Sebaliknya, penduduk usia 31-35 tahun skornya 7,7 dan penduduk usia 20-34 mendapat skor 7,3. Mereka dideskripsikan masih belum tertib mengenakan masker, menjaga jarak fisik, menghindari kerumunan, dan hanya keluar rumah jika benar-benar diperlukan.
Penduduk usia 31-35 tahun skornya 7,7 dan penduduk usia 20-34 mendapat skor 7,3. Mereka dideskripsikan masih belum tertib mengenakan masker, menjaga jarak fisik, menghindari kerumunan, dan hanya keluar rumah jika benar-benar diperlukan.

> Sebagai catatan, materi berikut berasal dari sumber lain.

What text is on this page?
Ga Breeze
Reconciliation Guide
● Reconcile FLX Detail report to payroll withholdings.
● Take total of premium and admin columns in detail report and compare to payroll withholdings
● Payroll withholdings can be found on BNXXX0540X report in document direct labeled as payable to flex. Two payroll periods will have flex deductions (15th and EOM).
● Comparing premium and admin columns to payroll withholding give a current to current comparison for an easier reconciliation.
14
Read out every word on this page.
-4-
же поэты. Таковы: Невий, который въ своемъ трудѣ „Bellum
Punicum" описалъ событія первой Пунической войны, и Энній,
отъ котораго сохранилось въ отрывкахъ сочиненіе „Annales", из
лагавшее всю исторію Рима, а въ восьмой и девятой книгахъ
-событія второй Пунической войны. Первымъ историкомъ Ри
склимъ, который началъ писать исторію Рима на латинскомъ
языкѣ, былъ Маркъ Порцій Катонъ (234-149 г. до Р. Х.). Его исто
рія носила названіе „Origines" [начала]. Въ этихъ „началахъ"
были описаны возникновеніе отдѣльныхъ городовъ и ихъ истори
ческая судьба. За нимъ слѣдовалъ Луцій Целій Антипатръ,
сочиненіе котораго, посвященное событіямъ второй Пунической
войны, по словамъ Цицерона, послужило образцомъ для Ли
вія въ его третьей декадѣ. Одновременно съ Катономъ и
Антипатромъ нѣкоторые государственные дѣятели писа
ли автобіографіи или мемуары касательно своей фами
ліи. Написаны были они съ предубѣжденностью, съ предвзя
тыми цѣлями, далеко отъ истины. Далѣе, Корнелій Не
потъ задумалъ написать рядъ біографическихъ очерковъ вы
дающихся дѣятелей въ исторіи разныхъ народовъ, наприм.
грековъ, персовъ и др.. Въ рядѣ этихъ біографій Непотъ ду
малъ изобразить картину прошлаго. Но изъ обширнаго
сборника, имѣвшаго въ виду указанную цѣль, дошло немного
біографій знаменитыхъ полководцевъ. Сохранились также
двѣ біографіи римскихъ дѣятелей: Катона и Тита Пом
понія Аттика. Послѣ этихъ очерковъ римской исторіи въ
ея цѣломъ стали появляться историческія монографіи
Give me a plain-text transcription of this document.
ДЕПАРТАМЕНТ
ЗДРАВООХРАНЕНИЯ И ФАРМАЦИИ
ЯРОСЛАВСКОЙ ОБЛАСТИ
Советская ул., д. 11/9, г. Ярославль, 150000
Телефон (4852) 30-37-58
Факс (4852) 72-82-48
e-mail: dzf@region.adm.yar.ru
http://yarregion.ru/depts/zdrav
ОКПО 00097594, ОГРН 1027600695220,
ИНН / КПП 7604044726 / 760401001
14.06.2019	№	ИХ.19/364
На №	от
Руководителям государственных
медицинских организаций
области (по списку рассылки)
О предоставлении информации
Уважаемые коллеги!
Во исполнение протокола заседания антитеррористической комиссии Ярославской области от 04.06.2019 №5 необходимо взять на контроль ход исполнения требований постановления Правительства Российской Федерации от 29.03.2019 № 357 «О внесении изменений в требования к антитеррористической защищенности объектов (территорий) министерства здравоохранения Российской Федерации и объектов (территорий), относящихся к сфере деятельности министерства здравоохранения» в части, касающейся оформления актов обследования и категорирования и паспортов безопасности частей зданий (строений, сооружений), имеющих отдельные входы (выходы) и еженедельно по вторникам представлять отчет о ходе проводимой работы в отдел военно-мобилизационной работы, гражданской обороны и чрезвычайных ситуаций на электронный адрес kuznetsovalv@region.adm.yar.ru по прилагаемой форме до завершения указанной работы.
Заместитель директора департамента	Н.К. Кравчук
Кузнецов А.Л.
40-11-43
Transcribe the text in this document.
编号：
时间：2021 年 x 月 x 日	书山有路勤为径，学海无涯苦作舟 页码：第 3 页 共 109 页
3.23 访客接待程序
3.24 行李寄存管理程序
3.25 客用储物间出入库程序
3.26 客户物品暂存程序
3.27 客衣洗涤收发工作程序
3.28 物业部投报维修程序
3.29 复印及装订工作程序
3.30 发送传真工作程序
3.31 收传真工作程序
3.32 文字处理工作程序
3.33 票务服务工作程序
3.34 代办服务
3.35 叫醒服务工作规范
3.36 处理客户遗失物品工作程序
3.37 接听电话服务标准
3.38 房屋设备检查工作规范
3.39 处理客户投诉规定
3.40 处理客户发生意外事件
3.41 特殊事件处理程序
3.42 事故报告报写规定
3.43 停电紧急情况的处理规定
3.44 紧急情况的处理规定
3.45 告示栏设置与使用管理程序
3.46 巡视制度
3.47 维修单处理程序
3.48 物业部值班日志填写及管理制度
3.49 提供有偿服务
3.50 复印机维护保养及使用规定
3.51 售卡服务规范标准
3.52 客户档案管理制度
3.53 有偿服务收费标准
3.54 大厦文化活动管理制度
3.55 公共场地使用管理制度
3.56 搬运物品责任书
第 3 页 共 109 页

Contohnya di Jalan Kebon Sirih, Jakarta Pusat. Di bangku-bangku trotoar pada Senin ditemukan penuh terisi orang nongkrong. Mereka antara lain adalah pengemudi ojek daring, pekerja di restoran dan kafe yang sedang istirahat makan siang, serta para petugas penyapu jalan.
Bangku tersebut telah ditempeli tanda silang yang berarti hanya satu orang boleh mendudukinya. Kenyataannya, satu bangku diduduki oleh tiga hingga empat orang ditambah dengan ada yang berjongkok dan berdiri di sebelah bangku. Masker hanya dikalungkan di leher.
”Kan lagi merokok, masak pakai masker. Lagian juga aneh ngobrol sama teman-teman pakai masker,” kata Eep, seorang pengemudi ojek daring.
Dalam diskusi terkait kebijakan pemerintah dalam menghadapi pandemi, Menteri Riset dan Teknologi/Kepala Badan Riset dan Inovasi Nasional Bambang Brodjonegoro mengatakan, masyarakat harus mulai membiasakan diri dengan pola hidup tanpa kontak fisik di ruang publik. Segala bentuk kegiatan ekonomi, transportasi, dan profesional sebisa mungkin tanpa perlu saling menyentuh.
Artinya, akan ada perubahan perilaku dan nilai secara besar-besaran mengenai kebiasaan kumpul-kumpul, bekerja, dan bersekolah. Hal ini bukan untuk menjauhkan manusia, justru untuk melindungi sesama dari penularan Covid-19.